The inexhaustible format of still life continued to excite Shiftan, and her next series of works abandoned the quietude of the celadon porcelain fields. Continuing to use a glazed kiln shelf as her authority, Shiftan began to randomly stack bisque-fired glazed objects atop the shelf. In the cone 6 firing process, the pieces fuse together where the glazes touch, the colors slightly melting into each other. The cacophony of objects, some soft and alluring, others sharp and dark, comments on the ambiguities of nature. We are pulled into the still life, wishing to taste the fig’s satiny flesh or finger the soft celadon flower petals. At the same time, the imbalance of the objects and the delicate, razor-sharp edges persuade us to resist.

For Shiftan, these still lifes are instantly autobiographical from process to product. She approaches these pieces as she does making test tiles, which is one of her most satisfying tasks in the art-making process. She piles the objects in a seemingly random fashion, but if you look closely the colors are well balanced, like a controlled experiment. In Still Life with Broken Cup a shattered white cup, a pinched hollow chartreuse tulip, a cobalt blue flower abstraction and a satiny pinkish fig are stacked on top of several additional flower abstractions and glazed porcelain shards. Nestled amongst the heap of objects are three small, dark-blue cylindrical test tiles. By inserting the tests into the still life, she comments on our placement in nature; our desire to understand and emulate the mysteries of nature.

In Still Life with Two Tulips and One Fig, the mound of objects overtakes the small, dark-blue pedestal, falling over the edge and populating the area to the left. Is Shiftan commenting on the power of nature and its authority over us in spite of our best efforts to control it? Or did a few objects slide off the glazed shelf in the firing, creating a happy accident? The classic triangular composition within the piece suggests that amongst such chaos exists balance and beauty. Whether Shiftan planned such symmetry or not remains to be seen.

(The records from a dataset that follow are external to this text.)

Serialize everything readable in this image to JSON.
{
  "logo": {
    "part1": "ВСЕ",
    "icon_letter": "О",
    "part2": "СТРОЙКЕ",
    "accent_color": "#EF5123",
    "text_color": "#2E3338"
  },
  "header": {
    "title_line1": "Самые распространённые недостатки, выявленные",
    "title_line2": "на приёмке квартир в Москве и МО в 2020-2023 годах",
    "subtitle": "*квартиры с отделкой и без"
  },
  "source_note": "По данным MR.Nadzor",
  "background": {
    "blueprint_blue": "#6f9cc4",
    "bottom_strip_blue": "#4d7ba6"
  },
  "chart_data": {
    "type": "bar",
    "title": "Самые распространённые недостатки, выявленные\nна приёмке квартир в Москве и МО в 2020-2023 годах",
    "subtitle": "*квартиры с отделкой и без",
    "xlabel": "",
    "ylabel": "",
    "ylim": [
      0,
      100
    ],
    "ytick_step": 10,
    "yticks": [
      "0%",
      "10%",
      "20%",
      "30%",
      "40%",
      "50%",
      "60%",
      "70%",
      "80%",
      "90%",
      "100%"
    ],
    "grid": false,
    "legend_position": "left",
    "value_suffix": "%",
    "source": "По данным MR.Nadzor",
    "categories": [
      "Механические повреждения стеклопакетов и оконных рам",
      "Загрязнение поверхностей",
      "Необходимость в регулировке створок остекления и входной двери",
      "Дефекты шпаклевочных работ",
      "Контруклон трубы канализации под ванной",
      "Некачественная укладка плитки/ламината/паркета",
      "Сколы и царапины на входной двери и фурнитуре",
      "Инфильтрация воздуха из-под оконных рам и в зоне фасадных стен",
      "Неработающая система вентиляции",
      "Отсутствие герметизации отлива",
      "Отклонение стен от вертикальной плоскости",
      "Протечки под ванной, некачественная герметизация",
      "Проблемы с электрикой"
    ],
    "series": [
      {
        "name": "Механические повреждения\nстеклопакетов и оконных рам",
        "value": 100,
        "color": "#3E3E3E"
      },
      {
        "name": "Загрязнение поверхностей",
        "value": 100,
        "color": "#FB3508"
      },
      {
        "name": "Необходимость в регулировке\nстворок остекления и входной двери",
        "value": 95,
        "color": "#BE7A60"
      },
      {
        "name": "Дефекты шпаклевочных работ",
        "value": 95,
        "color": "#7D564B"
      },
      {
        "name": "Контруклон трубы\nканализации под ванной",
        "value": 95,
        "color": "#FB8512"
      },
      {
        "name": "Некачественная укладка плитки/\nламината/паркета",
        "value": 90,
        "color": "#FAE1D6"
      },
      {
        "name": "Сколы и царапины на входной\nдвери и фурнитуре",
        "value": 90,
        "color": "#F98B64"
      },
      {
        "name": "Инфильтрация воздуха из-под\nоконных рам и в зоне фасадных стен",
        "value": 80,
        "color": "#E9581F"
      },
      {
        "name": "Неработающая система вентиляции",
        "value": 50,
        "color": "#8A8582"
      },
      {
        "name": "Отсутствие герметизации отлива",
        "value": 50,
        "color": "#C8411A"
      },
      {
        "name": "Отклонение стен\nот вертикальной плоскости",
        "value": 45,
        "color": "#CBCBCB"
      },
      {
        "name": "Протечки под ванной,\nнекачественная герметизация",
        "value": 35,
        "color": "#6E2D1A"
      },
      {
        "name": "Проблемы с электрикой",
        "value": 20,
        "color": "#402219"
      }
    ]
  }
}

The mysteries in this body of work reflect those we face daily in nature. No matter how well we plan for what nature or life has to bring us, it often takes us by surprise. Shiftan’s still lifes ask us to pay attention, however; to notice everything from the color of a juicy fig to the furled edges of a strewn leaf; to all at once revel in nature’s beauty and be calmed by the balance in the chaos of life.